In the same month CEO Giorgio Presca announced a company restructuring that would lead to 900 jobs being cut from its global workforce, though some 200 new roles would partly offset the losses. A total of 160 job losses were announced immediately.

As part of the "Made to Last" strategy Presca also announced Presca the company would be focusing on three main areas of the business moving forward: Clarks Originals, Clarks Collection and Cloudsteppers by Clarks.

A spokesperson for the company declined to comment on the potential LionRock deal saying: “We recently announced Clarks’ long-term ‘Made to Last’ strategy that is designed to ensure that our business has a sustainable and successful future, keeping it in step with changes in how consumers around the world choose and buy their shoes.

"As part of this strategy, the Clarks Board of Directors is currently reviewing options to best position our business, our people and the Clarks brand for future long-term growth.”

Pippa Stephens, Retail Analyst at GlobalData, a leading data and analytics company, commented: “Clarks’ reported proposal to shutter around 50 of its stores as part of a CVA is long overdue, as its lack of decisive action in recent years has put it in a far weaker position than it should be to withstand the current crisis.
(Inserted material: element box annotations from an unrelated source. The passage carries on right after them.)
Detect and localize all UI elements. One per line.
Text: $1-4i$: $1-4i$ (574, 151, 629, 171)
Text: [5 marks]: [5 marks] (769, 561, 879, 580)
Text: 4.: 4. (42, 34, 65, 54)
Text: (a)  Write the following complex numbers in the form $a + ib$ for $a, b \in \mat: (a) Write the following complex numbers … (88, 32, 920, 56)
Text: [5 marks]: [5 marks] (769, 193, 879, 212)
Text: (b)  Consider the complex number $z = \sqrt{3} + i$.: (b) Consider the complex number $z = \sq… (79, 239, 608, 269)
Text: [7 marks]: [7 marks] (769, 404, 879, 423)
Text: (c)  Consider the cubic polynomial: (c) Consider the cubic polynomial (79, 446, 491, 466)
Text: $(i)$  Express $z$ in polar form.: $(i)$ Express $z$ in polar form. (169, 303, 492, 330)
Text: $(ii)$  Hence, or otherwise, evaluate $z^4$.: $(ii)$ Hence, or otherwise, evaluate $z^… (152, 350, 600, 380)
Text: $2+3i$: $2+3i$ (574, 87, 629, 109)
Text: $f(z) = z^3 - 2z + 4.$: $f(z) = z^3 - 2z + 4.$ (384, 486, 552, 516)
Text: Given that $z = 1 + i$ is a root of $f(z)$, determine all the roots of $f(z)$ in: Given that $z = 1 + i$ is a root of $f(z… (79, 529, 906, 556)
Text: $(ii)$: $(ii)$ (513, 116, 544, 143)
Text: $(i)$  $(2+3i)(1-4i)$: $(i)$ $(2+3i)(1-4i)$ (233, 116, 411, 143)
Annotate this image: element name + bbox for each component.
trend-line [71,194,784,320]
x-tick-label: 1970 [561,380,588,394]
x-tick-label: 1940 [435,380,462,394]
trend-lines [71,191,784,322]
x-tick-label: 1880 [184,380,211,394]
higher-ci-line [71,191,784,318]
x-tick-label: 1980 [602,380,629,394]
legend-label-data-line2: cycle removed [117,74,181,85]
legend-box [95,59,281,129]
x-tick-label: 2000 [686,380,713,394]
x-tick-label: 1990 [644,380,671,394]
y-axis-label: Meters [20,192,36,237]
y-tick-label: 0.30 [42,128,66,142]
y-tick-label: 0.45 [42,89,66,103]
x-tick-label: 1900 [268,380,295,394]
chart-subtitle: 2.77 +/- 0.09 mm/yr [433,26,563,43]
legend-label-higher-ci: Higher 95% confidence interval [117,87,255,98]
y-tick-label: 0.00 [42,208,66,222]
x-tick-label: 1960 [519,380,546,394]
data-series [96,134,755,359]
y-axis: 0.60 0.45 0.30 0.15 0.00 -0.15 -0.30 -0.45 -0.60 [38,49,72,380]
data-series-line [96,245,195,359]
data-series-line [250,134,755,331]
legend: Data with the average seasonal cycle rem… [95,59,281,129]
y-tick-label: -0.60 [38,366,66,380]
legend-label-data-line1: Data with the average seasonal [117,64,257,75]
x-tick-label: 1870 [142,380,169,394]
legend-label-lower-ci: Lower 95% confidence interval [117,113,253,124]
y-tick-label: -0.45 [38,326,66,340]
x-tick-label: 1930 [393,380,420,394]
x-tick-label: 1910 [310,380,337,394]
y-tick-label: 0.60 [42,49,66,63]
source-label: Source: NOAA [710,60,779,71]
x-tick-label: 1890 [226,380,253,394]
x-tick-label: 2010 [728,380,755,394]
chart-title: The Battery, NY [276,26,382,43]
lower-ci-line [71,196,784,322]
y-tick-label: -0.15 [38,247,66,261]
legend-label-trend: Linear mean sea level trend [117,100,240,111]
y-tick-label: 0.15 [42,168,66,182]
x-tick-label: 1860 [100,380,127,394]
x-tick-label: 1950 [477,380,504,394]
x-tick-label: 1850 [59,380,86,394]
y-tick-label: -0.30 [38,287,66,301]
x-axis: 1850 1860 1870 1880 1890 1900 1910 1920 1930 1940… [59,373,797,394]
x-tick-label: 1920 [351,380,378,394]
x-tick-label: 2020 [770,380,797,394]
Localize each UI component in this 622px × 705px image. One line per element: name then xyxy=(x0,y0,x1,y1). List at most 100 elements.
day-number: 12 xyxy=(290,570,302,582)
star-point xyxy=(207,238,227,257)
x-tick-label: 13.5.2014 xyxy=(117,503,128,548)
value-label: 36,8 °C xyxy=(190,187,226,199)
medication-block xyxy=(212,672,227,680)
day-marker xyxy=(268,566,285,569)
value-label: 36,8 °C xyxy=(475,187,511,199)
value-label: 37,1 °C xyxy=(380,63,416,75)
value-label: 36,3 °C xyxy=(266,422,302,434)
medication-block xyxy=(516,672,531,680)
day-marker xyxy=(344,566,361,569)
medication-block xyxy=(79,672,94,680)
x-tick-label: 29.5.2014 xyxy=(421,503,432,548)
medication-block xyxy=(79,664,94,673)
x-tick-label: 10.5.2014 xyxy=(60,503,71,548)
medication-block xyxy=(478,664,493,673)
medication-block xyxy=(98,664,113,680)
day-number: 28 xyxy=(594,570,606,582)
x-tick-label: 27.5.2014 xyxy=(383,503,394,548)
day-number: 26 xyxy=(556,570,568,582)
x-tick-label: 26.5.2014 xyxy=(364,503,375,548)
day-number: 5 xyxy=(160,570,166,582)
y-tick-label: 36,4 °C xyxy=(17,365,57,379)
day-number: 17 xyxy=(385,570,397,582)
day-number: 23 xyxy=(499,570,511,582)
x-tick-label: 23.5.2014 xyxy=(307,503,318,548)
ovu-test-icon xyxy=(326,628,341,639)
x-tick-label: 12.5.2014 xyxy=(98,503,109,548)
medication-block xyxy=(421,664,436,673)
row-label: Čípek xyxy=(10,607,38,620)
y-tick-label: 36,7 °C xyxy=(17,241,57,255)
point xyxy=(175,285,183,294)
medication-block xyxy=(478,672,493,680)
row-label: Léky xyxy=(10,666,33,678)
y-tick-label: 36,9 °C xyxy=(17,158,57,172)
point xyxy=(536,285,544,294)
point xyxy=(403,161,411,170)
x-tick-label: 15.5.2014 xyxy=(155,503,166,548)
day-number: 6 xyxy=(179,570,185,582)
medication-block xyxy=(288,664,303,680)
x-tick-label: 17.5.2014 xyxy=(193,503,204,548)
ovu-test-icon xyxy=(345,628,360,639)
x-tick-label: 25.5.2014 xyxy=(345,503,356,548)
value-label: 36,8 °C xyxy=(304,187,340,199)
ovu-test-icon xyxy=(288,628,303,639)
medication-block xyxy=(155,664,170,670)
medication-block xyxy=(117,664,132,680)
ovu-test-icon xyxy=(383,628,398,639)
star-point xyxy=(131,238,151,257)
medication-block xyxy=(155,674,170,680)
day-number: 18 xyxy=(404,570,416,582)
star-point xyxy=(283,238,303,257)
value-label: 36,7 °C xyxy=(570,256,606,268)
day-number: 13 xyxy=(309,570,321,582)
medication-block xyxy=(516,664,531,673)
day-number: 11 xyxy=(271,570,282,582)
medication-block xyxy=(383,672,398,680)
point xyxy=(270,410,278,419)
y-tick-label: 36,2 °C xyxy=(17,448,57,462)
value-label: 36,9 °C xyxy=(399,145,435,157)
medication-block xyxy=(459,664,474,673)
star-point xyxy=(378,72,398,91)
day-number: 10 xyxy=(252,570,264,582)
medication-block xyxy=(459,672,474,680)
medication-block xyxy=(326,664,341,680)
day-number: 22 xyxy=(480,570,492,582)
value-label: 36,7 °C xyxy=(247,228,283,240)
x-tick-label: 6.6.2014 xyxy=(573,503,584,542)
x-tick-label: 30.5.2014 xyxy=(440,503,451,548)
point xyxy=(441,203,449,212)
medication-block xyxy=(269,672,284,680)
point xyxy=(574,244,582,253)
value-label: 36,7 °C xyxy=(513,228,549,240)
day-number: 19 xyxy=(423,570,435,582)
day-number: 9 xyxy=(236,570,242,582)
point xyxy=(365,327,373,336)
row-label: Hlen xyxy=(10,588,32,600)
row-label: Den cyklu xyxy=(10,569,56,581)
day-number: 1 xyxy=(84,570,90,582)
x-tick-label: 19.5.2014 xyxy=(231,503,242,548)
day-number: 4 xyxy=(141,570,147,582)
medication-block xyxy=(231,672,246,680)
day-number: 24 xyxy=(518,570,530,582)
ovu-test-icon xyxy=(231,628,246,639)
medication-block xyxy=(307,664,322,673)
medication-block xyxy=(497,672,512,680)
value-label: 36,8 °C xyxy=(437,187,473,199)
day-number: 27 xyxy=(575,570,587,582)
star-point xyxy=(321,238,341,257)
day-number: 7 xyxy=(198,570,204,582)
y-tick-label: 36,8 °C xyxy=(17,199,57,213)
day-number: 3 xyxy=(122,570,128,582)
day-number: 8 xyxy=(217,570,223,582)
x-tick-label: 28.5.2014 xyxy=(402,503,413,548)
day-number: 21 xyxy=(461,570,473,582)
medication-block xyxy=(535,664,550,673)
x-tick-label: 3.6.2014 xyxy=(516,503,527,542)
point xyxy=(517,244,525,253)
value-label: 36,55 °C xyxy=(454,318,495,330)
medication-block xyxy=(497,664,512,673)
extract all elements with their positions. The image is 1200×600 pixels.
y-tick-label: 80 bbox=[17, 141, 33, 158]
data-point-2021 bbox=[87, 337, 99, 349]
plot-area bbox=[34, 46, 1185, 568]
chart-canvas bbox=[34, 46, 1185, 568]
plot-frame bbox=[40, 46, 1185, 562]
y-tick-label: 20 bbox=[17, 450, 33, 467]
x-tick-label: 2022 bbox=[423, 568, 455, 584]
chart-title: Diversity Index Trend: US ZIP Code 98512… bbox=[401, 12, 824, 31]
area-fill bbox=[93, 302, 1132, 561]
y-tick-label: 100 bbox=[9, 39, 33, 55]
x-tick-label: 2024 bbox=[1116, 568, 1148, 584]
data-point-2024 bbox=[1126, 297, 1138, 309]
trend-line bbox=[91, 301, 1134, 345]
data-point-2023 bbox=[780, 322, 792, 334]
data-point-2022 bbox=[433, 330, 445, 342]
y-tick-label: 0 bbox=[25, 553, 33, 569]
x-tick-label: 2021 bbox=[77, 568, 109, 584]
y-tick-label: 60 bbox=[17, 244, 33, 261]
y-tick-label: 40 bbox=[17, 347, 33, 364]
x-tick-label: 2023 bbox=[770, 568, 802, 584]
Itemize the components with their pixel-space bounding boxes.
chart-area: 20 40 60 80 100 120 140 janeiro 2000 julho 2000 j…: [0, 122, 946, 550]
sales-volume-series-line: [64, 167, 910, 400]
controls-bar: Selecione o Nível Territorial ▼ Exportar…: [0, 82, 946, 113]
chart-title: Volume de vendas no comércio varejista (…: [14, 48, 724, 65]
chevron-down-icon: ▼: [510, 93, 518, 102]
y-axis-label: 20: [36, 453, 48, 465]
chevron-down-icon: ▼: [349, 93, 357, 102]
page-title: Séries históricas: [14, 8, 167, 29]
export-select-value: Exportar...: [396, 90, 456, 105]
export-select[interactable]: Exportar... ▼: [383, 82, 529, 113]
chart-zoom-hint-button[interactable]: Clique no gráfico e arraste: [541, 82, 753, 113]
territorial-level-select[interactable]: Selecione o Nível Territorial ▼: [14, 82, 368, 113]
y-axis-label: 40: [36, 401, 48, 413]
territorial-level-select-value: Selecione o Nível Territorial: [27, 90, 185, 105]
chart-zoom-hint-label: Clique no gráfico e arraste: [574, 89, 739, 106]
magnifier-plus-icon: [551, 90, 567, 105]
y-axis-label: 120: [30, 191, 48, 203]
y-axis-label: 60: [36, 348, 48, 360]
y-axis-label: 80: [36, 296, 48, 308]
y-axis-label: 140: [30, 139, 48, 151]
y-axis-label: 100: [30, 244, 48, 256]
The retailer had 521 stores in the UK (including concessions) at the end of FY2019, and should have started the process of eliminating stores much earlier, as consumers have increasingly been shifting to purchasing online in recent years. With COVID-19 only accelerating this trend, the closure of just 50 stores is not significant enough to fully adapt, and the shuttering of more locations will likely be necessary so that it can prioritise its investments into its digital channel.”

“Clarks’ share of the UK footwear market is forecast to have fallen by 2.3ppts over the past five years, to 5.7% in 2020, as it has struggled to provide a compelling product offer, thus losing relevance among many of its core consumers. Though the athleisure trend had already been driving trainer purchases prior to the pandemic, COVID-19 has boosted appetite even further, due to greater importance being placed on fitness and being outdoors. This has caused sports specialists like JD Sports and Sports Direct to gain greater top of mind appeal, so Clarks must strive to increase its mix of comfortable and casual styles to help it win back market share and become more resilient to changing fashion trends.”

Clarks was founded by Cyrus and James Clark in Street, Somerset, in 1825. The Clarks family still retains 80% of the company spread amongst more than 400 family members.